Philadelphia The future of the Pittsburgh Penguins remained unsettled Thursday after four hours of discussions resulted in plans for another negotiating session next week.
Owners Ron Burkle and Mario Lemieux, Gov. Ed Rendell, Pittsburgh Mayor Luke Ravenstahl, Allegheny County Executive Dan Onorato and NHL Commissioner Gary Bettman met in Philadelphia for negotiations for a new arena for the team.
The talks ended shortly after 11 p.m., and the sides agreed to meet again next week.
"We had a very constructive meeting where significant progress was made," the team and elected officials said in a joint statement. "The parties have agreed to meet next Wednesday.
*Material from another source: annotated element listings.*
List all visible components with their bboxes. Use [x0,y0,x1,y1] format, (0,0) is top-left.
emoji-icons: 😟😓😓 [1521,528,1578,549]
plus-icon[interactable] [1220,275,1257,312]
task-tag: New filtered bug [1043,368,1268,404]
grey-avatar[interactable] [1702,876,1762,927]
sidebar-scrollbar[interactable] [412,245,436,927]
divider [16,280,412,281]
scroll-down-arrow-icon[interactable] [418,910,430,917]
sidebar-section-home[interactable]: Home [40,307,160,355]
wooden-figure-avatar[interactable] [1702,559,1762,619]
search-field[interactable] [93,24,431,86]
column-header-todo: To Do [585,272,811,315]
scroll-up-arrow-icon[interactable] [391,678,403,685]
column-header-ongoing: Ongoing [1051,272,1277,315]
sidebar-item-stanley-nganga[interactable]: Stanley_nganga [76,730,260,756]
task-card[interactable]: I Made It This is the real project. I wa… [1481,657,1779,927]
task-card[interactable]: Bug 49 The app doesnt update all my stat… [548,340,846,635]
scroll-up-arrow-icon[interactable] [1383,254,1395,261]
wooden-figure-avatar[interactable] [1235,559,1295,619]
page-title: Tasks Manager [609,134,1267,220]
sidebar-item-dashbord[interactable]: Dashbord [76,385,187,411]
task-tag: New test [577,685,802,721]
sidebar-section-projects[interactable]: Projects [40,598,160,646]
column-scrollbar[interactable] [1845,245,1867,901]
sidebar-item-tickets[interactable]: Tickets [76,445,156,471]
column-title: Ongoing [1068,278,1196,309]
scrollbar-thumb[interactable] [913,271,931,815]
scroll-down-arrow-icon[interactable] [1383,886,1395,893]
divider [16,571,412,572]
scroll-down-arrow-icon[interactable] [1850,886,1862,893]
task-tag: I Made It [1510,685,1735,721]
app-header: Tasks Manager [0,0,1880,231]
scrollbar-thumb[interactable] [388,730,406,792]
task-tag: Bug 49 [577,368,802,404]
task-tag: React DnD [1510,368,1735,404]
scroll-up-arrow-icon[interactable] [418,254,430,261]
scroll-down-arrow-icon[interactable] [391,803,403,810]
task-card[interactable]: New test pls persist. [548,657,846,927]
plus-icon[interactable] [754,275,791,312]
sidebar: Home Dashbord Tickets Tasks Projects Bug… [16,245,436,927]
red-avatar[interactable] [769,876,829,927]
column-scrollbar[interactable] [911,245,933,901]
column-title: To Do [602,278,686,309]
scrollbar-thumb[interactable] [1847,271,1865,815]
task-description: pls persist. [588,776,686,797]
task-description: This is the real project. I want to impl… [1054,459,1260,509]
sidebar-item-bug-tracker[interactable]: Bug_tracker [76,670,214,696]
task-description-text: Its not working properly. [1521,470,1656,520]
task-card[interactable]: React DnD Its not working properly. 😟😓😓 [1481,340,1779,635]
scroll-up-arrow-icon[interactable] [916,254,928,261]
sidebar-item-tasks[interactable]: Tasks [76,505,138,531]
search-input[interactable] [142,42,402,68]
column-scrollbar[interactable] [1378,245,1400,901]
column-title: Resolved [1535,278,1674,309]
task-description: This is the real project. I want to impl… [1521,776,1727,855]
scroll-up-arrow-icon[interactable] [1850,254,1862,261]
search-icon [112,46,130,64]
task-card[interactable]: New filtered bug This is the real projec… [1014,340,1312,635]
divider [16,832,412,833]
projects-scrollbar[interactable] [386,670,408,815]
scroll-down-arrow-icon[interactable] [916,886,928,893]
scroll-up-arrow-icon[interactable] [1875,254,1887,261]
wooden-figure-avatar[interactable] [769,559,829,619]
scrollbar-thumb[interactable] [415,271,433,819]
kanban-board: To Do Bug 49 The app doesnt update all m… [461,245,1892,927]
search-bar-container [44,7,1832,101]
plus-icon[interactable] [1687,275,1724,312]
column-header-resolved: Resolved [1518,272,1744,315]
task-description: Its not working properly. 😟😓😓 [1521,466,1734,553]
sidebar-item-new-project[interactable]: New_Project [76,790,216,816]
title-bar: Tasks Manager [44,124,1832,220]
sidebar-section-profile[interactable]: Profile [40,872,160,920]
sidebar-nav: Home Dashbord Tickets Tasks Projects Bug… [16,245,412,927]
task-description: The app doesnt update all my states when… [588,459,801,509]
They have also agreed that no further comment will be made."
Rendell spokesman Chuck Ardo would not divulge the location of either meeting.
The Penguins are threatening to leave Pittsburgh if they can't secure a new rink. Their lease at 46-year-old Mellon Arena, the oldest facility in the league, expires June 30, and the team is free to leave after that.
Across the state where the Penguins faced the New Jersey Devils, fans started a "Save Our Pens!" chant less than a minute into the game.
Team owners have cast a wide net in search of a new home, including visits to Kansas City, Mo., and Las Vegas. The Penguins have been offered free rent and half of all revenues if they agree to play in Kansas City's soon-to-be-completed $262 million Sprint Center, under operation by the Anschutz Entertainment Group.
Steve Glorioso, a spokesman for Kansas City Mayor Kay Barnes, stressed the city at this point was not involved in the negotiations.
"We really are kind of spectators," Glorioso said. "It's Pittsburgh's to win or lose. We can't do much more than what we've done."
At Thursday's game, there were dozens of signs and colorful banners throughout the arena with sentiments ranging from anti-Rendell or anti-Kansas City to pro-Penguins and pro-Pittsburgh. Four shirtless men in the crowd spelled out "NO KC" across their chests.